Schumacher cofounded the "Interchange" ensemble with saxophonist Nadine Kauffmann (1995) and, in 2001, the experimental percussion group "Stroke X". From 1997, he became increasingly involved in improvised music, especially jazz, playing with a number of different bands and performing with a variety of artists. In 2002, he set up his own Pascal Schumacher Quartet with Jef Neve (piano), Christophe Devisscher (bass) and Teun Verbruggen (drums). Their first album, Change Of The Moon was released in March 2004, providing the band with opportunities to travel across Europe as well as to Australia and South Africa. Their second album, Personal Legend was released in 2005 and their third, Silbergrau in 2007. In a preview of the quartet's contribution to the London Jazz Festival in November 2010, Thomas Gray characterized Schumacher (vibes) and Franz von Chossy (piano) as "resourceful improvisers, with an abundance of lucid ideas effortlessly articulated over the many shifts of metre. Meanwhile," he comments, "Christophe Devisscher (on bass) and Jens Düppe (on drums) play with a mix of muscle, precision and exquisite dynamic sensitivity."

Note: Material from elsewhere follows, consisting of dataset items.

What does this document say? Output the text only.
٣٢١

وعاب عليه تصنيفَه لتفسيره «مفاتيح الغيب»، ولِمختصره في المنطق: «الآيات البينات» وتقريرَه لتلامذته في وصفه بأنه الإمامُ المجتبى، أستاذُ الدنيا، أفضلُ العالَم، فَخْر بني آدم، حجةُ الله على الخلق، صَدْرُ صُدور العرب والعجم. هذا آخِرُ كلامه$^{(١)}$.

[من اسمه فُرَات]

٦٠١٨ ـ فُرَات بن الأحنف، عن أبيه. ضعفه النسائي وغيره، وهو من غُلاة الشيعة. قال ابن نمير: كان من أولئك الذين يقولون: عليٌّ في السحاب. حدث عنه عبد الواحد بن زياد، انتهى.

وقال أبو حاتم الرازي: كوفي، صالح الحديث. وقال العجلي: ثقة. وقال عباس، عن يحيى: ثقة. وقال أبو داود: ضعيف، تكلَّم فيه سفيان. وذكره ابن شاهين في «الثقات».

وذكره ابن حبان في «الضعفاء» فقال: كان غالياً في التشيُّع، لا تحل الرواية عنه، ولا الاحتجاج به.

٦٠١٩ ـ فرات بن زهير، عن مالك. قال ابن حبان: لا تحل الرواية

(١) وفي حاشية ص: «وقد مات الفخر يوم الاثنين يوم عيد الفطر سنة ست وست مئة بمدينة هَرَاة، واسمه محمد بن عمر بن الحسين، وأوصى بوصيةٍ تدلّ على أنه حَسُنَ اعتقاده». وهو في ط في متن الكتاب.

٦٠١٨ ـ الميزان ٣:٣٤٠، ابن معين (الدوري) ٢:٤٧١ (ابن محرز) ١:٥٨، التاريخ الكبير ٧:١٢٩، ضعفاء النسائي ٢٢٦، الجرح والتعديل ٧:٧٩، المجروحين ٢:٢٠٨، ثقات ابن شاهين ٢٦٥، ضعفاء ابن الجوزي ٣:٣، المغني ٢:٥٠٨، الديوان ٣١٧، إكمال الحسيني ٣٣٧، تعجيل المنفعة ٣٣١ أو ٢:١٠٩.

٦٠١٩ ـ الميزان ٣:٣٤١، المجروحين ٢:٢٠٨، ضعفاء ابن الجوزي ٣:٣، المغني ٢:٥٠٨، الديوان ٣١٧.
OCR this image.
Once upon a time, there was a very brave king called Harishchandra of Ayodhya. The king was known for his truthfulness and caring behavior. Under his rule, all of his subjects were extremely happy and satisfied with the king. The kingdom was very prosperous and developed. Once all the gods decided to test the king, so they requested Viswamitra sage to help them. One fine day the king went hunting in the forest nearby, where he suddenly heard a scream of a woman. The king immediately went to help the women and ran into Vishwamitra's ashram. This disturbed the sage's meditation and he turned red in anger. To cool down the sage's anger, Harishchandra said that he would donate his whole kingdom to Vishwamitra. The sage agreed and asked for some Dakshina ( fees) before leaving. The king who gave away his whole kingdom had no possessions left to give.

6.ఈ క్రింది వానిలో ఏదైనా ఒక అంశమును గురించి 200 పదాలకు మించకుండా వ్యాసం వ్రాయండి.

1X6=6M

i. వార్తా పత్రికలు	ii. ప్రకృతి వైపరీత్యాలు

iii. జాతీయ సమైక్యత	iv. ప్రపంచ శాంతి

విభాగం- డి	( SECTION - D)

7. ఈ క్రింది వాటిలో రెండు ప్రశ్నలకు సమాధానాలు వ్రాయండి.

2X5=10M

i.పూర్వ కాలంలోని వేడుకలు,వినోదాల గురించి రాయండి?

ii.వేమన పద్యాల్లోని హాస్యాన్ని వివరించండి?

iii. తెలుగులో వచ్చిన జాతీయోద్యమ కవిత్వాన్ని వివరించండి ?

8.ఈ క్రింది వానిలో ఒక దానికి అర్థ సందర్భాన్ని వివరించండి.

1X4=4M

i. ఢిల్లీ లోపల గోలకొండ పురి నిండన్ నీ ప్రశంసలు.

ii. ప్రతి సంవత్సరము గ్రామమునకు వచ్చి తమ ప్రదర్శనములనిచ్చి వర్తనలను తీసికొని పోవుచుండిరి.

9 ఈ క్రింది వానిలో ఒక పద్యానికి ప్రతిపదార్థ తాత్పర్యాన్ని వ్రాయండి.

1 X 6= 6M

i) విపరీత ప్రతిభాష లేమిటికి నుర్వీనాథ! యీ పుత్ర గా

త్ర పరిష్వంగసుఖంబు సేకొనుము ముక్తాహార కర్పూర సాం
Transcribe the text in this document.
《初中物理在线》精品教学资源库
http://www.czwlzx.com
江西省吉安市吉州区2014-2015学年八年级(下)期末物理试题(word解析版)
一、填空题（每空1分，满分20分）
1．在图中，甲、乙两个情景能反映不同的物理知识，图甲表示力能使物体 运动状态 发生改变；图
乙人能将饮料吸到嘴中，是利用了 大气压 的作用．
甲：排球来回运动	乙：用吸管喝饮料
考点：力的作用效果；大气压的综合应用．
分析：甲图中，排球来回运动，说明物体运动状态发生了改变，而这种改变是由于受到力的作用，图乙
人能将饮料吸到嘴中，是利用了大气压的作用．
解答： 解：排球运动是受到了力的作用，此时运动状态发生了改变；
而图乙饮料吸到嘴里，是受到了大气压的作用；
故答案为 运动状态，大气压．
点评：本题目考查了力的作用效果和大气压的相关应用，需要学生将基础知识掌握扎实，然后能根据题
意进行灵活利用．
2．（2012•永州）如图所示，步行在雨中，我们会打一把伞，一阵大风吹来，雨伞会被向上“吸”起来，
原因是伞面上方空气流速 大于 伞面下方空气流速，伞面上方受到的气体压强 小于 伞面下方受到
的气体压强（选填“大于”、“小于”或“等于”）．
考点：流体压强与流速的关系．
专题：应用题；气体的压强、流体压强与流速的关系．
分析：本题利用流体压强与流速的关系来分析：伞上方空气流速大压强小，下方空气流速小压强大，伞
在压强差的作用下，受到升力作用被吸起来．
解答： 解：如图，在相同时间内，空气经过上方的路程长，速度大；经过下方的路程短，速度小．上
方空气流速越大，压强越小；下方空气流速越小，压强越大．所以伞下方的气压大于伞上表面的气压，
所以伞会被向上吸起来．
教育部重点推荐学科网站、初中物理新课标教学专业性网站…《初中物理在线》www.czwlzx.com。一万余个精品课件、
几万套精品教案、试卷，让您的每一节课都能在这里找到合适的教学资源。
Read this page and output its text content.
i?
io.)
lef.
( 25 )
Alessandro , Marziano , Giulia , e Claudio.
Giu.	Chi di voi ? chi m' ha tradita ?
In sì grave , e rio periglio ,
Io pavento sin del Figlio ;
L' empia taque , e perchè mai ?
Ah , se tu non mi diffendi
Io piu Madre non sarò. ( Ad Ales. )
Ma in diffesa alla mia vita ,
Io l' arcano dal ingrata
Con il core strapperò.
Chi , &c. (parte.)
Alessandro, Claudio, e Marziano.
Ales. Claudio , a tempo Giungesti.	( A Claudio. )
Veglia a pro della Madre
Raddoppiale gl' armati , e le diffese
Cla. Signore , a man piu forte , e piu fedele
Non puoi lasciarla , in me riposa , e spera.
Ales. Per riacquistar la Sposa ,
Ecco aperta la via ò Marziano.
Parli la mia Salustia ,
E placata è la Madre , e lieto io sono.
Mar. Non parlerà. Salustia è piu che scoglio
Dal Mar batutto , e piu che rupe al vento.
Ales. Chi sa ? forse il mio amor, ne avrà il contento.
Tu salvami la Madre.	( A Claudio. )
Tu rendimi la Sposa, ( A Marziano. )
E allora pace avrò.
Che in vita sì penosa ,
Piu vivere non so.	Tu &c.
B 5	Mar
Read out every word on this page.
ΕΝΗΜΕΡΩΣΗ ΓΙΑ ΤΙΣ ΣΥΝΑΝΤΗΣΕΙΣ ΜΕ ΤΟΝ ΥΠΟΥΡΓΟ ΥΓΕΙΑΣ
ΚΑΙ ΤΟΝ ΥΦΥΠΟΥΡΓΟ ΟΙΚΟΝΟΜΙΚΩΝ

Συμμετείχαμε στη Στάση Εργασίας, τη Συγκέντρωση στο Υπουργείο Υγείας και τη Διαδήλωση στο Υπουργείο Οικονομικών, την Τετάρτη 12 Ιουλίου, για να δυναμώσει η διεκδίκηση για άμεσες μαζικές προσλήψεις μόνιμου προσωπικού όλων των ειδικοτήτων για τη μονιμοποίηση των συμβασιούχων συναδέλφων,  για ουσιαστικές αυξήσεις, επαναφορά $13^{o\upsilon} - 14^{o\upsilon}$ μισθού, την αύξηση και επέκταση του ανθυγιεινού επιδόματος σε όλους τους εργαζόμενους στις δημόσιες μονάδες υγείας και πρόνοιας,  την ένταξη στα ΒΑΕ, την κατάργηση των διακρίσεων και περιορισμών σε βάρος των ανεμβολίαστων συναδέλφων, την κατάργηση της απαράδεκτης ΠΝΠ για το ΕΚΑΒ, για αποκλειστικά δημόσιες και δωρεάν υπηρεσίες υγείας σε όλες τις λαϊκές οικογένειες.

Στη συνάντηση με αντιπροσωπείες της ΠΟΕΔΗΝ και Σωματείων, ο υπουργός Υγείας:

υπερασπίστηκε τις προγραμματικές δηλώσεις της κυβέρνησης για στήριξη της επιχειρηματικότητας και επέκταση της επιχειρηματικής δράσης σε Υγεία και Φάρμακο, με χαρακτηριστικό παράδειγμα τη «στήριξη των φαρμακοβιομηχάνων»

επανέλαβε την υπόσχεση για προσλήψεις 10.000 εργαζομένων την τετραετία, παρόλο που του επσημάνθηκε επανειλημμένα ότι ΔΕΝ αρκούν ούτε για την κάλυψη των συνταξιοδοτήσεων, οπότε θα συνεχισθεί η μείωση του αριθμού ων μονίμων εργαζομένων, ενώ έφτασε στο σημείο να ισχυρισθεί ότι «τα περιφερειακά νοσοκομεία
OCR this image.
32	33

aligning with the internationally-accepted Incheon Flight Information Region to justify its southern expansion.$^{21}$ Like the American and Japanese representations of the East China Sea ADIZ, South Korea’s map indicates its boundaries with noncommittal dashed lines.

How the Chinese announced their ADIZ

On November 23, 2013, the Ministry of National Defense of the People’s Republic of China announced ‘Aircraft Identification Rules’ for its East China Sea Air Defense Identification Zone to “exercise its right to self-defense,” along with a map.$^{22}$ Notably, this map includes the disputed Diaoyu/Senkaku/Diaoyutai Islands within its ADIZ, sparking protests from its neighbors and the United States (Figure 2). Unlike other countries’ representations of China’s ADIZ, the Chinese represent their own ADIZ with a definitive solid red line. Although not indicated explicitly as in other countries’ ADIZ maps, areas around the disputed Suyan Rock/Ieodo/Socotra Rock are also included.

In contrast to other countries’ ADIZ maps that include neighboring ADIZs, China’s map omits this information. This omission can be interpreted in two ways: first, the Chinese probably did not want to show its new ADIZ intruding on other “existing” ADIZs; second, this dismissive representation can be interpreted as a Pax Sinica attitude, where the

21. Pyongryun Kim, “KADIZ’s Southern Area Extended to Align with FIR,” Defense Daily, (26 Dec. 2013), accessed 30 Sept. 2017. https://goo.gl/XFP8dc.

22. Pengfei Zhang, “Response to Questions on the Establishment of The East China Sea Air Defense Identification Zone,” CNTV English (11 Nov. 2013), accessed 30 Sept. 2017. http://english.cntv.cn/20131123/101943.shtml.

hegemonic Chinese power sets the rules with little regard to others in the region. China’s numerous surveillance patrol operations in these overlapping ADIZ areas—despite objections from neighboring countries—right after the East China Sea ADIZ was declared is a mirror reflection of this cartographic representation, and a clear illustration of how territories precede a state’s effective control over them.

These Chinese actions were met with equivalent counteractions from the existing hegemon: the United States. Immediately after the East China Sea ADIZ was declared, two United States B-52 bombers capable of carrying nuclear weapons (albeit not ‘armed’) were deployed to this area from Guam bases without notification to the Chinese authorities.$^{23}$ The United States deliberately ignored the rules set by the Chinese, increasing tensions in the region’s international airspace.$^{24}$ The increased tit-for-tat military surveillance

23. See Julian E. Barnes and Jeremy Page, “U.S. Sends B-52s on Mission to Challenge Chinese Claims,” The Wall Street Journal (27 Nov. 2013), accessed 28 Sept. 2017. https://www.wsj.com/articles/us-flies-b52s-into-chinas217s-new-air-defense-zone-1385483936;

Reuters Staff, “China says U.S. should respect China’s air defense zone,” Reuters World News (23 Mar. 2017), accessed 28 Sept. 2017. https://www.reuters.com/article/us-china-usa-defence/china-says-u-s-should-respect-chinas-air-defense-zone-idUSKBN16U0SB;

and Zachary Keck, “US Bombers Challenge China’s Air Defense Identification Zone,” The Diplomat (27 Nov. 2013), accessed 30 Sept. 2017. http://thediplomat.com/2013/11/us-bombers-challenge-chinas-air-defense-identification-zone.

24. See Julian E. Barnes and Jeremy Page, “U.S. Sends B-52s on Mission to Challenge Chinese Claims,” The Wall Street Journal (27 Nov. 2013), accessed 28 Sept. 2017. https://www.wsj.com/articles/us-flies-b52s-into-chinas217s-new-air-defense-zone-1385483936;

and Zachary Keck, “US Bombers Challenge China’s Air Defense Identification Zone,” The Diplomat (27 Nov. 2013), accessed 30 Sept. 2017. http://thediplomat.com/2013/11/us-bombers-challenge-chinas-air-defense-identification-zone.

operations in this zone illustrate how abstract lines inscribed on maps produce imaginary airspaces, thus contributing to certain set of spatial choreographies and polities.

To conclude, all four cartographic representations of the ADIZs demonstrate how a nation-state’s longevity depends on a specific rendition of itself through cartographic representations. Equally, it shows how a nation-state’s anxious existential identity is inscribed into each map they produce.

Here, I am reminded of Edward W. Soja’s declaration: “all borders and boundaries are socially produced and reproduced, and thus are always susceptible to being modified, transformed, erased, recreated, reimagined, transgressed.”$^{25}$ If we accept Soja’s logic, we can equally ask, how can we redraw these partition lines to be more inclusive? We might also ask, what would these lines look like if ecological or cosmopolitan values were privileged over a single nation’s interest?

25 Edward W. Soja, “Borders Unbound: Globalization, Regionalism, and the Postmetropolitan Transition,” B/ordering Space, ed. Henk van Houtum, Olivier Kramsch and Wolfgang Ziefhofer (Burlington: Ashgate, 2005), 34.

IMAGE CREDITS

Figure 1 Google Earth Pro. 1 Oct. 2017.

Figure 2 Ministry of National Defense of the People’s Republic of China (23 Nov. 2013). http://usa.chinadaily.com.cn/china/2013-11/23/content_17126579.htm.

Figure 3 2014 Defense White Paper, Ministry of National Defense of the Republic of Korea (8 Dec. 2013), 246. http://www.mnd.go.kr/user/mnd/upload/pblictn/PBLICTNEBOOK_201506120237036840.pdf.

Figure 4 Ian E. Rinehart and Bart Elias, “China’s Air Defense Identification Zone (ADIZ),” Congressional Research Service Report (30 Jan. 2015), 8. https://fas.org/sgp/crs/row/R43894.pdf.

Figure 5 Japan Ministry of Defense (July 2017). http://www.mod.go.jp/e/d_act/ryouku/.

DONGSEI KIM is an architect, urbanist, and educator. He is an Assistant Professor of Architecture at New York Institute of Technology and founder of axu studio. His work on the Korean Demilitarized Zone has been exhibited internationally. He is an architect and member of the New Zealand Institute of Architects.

With his quartet, Schumacher has performed at a number of jazz festivals including the North Sea Jazz Festival (Rotterdam), London Jazz Festival, Wangaratta Festival of Jazz, Copenhagen Jazz Festival and JVC Jazz Festival (Paris). They have also performed at clubs and festivals in Tokyo, Beijing, Shanghai, New York, Paris, Berlin, London, Munich, Liverpool Manchester, Athens, Warsaw, Melbourne, Sydney, Montreal, Toronto, Cape Town, Saigon and Mexico City.

Pascal played as soloist with Zürcher Kammerorchester, WDR Rundfunkorchester Köln, la Camerata Megaron Athens, l’Orchestre Philharmonique du Luxembourg, l’Orchestre de Chambre du Luxembourg, United Instruments of Lucilin, the Kammerorchester Berlin, the Neue Philharmonie Frankfurt and the Junge Norddeutsche Philharmonie.

In 2004, Jef Neve and Pascal Schumacher set up a duo (vibraphone and piano) playing a new kind of chamber music combining the sounds of Claude Debussy, Steve Reich and Igor Stravinsky. The duo has been warmly welcomed by the Philharmonie Luxembourg for the "Rising Stars" concert series in some of the largest concert halls in Europe in association with the European Concert Hall Organisation.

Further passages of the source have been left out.